As prompt as LastPass has been in reacting to this potential breach in order to protect its customers, I can’t help but be amused by their unfortunate choice of slogan. As it turns out, that wasn’t the last password the users would have to remember.
UPDATE: Duo Security’s Jon Oberheide thinks that the Asterisk server that was exposed to the Internet mentioned by LastPass in the blog post could have been the attackers’ initial entry point into the system, since Asterisk has a bad security track record.
In any case, here is what he recommends to LastPass users in order to limit the exposure of their credentials now and in the future:
- Go through your LastPass keychain and change your passwords for any websites that are important to you.
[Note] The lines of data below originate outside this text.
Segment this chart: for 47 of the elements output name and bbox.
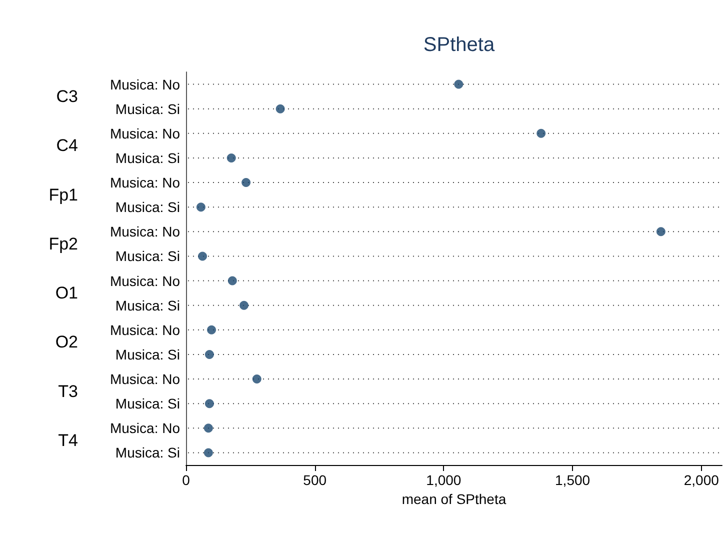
y-tick-label: Musica: Si bbox=[115, 346, 180, 362]
text: O2 bbox=[55, 332, 78, 352]
x-tick-label: 1,000 bbox=[426, 472, 462, 488]
point bbox=[656, 227, 666, 236]
point bbox=[207, 325, 216, 334]
text: Fp2 bbox=[48, 234, 78, 254]
point bbox=[454, 80, 464, 89]
point bbox=[204, 350, 214, 359]
y-tick-label: Musica: No bbox=[110, 76, 180, 92]
x-tick-label: 2,000 bbox=[684, 472, 720, 488]
point bbox=[536, 128, 546, 138]
point bbox=[252, 374, 262, 384]
y-tick-label: Musica: Si bbox=[115, 248, 180, 264]
point bbox=[196, 202, 206, 212]
text: C4 bbox=[56, 136, 78, 156]
y-tick-label: Musica: No bbox=[110, 322, 180, 338]
y-tick-label: Musica: Si bbox=[115, 100, 180, 117]
text: T3 bbox=[58, 382, 78, 401]
y-tick-label: Musica: Si bbox=[115, 199, 180, 216]
y-tick-label: Musica: No bbox=[110, 174, 180, 191]
y-tick-label: Musica: Si bbox=[115, 444, 180, 461]
text: T4 bbox=[58, 430, 78, 450]
point bbox=[239, 300, 248, 310]
point bbox=[204, 424, 213, 433]
point bbox=[204, 448, 213, 458]
y-tick-label: Musica: No bbox=[110, 125, 180, 142]
point bbox=[226, 153, 236, 162]
y-tick-label: Musica: Si bbox=[115, 396, 180, 412]
x-tick-label: 1,500 bbox=[555, 472, 590, 488]
point bbox=[276, 104, 285, 114]
point bbox=[198, 252, 207, 261]
point bbox=[228, 276, 237, 286]
y-tick-label: Musica: Si bbox=[115, 297, 180, 314]
point bbox=[204, 399, 214, 408]
x-tick-label: 500 bbox=[303, 472, 327, 488]
y-tick-label: Musica: No bbox=[110, 224, 180, 240]
chart-title: SPtheta bbox=[423, 34, 496, 56]
y-tick-label: Musica: No bbox=[110, 272, 180, 289]
x-tick-label: 0 bbox=[182, 472, 190, 488]
text: Fp1 bbox=[48, 185, 78, 204]
y-tick-label: Musica: No bbox=[110, 371, 180, 388]
text: O1 bbox=[55, 284, 78, 303]
point bbox=[242, 178, 251, 188]
y-tick-label: Musica: No bbox=[110, 420, 180, 436]
y-tick-label: Musica: Si bbox=[115, 150, 180, 166]
text: C3 bbox=[56, 87, 78, 106]
x-axis-title: mean of SPtheta bbox=[402, 490, 506, 507]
If you want ensure you’re safe, you should assume that the master password database and encrypted blobs were exfiltrated and that the attackers will be successful in cracking your master password, thereby recovering all the saved entries in your keychain. Better safe than sorry.
- Never store sensitive passwords in your LastPass keychain. LastPass is great for all of the random non-critical websites you browse and log in to on a daily basis, but the risk of exposure is too great to trust it for highly sensitive credentials (eg. online banking credentials).
- Regardless of the outcome of this incident, you should be using a master password that follows strong password guidelines and includes mixed-case alpha, numeric, and special characters.
- And lastly, encourage the websites you frequent to employ two-factor authentication, so that we can kill all of these password management headaches once and for all.